Federal Judge Slams OpenAI’s Attempt to Dismiss Authors’ Copyright Lawsuit Over Book Training Data

SDNY Judge Rejects OpenAI's Motion to Strike Authors' Claims
A federal judge in the Southern District of New York has denied OpenAI's bid to dismiss claims that the AI giant improperly used copyrighted books to train its models. The ruling represents a significant setback for the company's legal strategy.
Court Documents Reveal Training Data Controversy
The lawsuit alleges OpenAI systematically downloaded and incorporated entire copyrighted books without authorization or compensation. Authors claim their works were used as training fuel for ChatGPT and other AI systems—raising fundamental questions about intellectual property in the age of artificial intelligence.
Legal Precedent Could Reshape AI Industry
This decision marks another legal hurdle for AI companies racing to secure training data. While tech giants bet billions on AI development, courts are increasingly questioning whether 'move fast and break things' includes breaking copyright law. Another reminder that in the gold rush of AI, the lawyers often strike gold first.

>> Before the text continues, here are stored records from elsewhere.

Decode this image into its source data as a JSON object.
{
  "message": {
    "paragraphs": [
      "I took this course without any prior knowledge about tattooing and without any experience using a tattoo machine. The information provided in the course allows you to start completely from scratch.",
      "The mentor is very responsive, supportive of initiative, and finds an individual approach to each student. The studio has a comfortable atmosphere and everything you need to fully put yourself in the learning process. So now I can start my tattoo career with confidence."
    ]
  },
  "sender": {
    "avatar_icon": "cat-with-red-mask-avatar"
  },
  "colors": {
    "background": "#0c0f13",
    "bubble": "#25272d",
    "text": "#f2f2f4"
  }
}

The "download claim" dispute
The case is part of a massive multidistrict litigation (MDL) consolidating numerous copyright lawsuits against OpenAI and Microsoft in New York's Southern District. An MDL combines similar cases from different courts into one proceeding for efficient pre-trial handling.
This consolidated action includes complaints from authors David Baldacci, Michael Chabon, and others alleging OpenAI "captured, downloaded, and copied copyrighted written works" without permission.

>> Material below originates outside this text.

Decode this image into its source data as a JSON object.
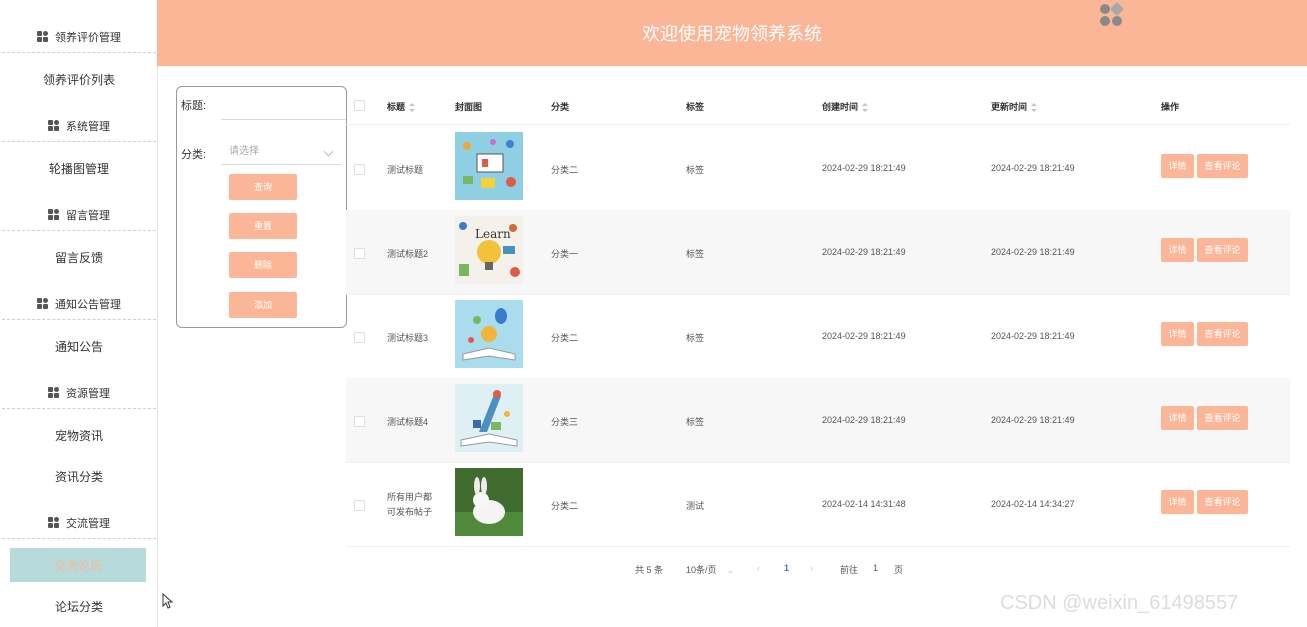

In its motion to strike, OpenAI argued the consolidated complaint improperly introduced a new legal theory by separating download allegations from training-based claims.
Judge Stein rejected this argument, finding that prior class action complaints had already "asserted a cause of action for copyright infringement and alleged that OpenAI impermissibly downloaded and reproduced plaintiffs' books."
The fact that many allegations suggested the "ultimate purpose of the reproduction was to train OpenAI's LLMs is not dispositive," he wrote.
Navodaya Singh Rajpurohit, legal partner at Coinque Consulting, told Decrypt that "authors may need to show concrete evidence that their books were in the training data."
The courts have ordered production of "Slack channels discussing the removal of the books datasets" and required OpenAI to preserve "complete output logs and metadata,” he added, to "trace whether specific works were ingested."
"These logs, along with any test files or vendor‑supplied book lists, may be important in discovery," the lawyer said.
OpenAI may argue downloads came from public or licensed sources, Rajpurohit said, noting it has acknowledged licensing publisher content and contends training on publicly available material is transformative fair use, and recent media partnerships suggest clearer licensing supporting lawfulness.
Industry-wide copyright battles
OpenAI is fending off a raft of copyright suits, one led by The New York Times, alleging it and Microsoft used “millions of paywalled articles” to build a “market substitute” for news.
In May, a court ordered OpenAI to “preserve and segregate all output-log data,” including deleted chats; OpenAI contested the order in June, calling it “an overreach by The New York Times” that undermines user privacy.
In June, Meta and Anthropic notched partial wins with Judge Vince Chhabria deeming Meta’s book-training fair use, noting plaintiffs “made the wrong arguments,” while Judge William Alsup likewise found Anthropic’s training fair use but criticized its “permanent library of pirated books.”